Tepi Barat merupakan wilayah dengan “tapal batas irisan” dengan wilayah Israel yang berliku-liku dan banyak kelokan. Ada beberapa bagian tanah Palestina yang menjorok ke wilayah Israel dan sebaliknya. Nah, batas permanen dibangun di atas bagian terluar wilayah Israel yang menjorok itu. Artinya, Israel akan mengakuisi tanah Palestina yang berada di dalam batas permanen itu secara sepihak.
Yang dimaksud tapal batas irisan adalah jalur hijau (Green Line) yang disebut juga sebagai batas wilayah sebelum perang 1967. Jalur hijau inilah yang diminta Hamas jika Israel menyetujui hudnah (gencatan senjata) selama 10 tahun.

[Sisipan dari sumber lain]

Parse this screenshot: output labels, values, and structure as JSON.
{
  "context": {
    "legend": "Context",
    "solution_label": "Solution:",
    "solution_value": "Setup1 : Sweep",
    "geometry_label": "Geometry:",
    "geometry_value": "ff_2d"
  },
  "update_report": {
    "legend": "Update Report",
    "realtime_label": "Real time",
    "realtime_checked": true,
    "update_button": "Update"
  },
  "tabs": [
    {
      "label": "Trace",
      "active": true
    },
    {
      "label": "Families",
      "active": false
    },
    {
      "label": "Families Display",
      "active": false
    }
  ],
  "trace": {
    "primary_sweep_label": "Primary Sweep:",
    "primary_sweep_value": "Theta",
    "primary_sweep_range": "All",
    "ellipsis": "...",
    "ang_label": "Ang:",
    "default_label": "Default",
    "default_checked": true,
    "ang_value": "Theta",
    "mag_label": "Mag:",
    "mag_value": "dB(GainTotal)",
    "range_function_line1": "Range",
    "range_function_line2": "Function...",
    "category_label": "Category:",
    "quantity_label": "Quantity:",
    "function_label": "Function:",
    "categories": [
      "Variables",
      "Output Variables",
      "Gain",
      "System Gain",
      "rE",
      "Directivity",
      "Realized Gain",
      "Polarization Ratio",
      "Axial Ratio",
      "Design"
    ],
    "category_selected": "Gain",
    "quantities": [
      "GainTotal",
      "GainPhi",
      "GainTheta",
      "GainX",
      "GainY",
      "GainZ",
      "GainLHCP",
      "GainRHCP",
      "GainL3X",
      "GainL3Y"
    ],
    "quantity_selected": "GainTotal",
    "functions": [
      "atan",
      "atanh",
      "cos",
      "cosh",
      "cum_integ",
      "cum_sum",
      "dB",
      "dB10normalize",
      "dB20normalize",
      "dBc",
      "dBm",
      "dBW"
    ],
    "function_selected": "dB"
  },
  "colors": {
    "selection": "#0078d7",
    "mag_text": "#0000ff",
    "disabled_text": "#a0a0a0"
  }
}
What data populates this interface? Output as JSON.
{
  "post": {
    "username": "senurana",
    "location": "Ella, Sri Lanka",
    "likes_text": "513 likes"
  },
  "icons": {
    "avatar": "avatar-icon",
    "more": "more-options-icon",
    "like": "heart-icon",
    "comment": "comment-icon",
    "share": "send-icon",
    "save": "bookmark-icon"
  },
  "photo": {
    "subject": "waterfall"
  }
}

Jika dihitung, batas permanen itu merampas 46 persen (2685 km2) wilayah Tepi Barat: 7,4 persen dari perbatasan lama (Green Line 1967), 2,1 persen blok, 8 persen tanah di belakang tembok, dan 28,5 persen Lembah Jordan. Bisa dipastikan batas permanen yang berupa tembok batu solid setinggi 10 kaki itu menusuk jauh ke dalam wilayah Tepi Barat dan mengeratnya menjadi enclave-enclave dengan begitu banyak checkpoint (pos pemeriksaan).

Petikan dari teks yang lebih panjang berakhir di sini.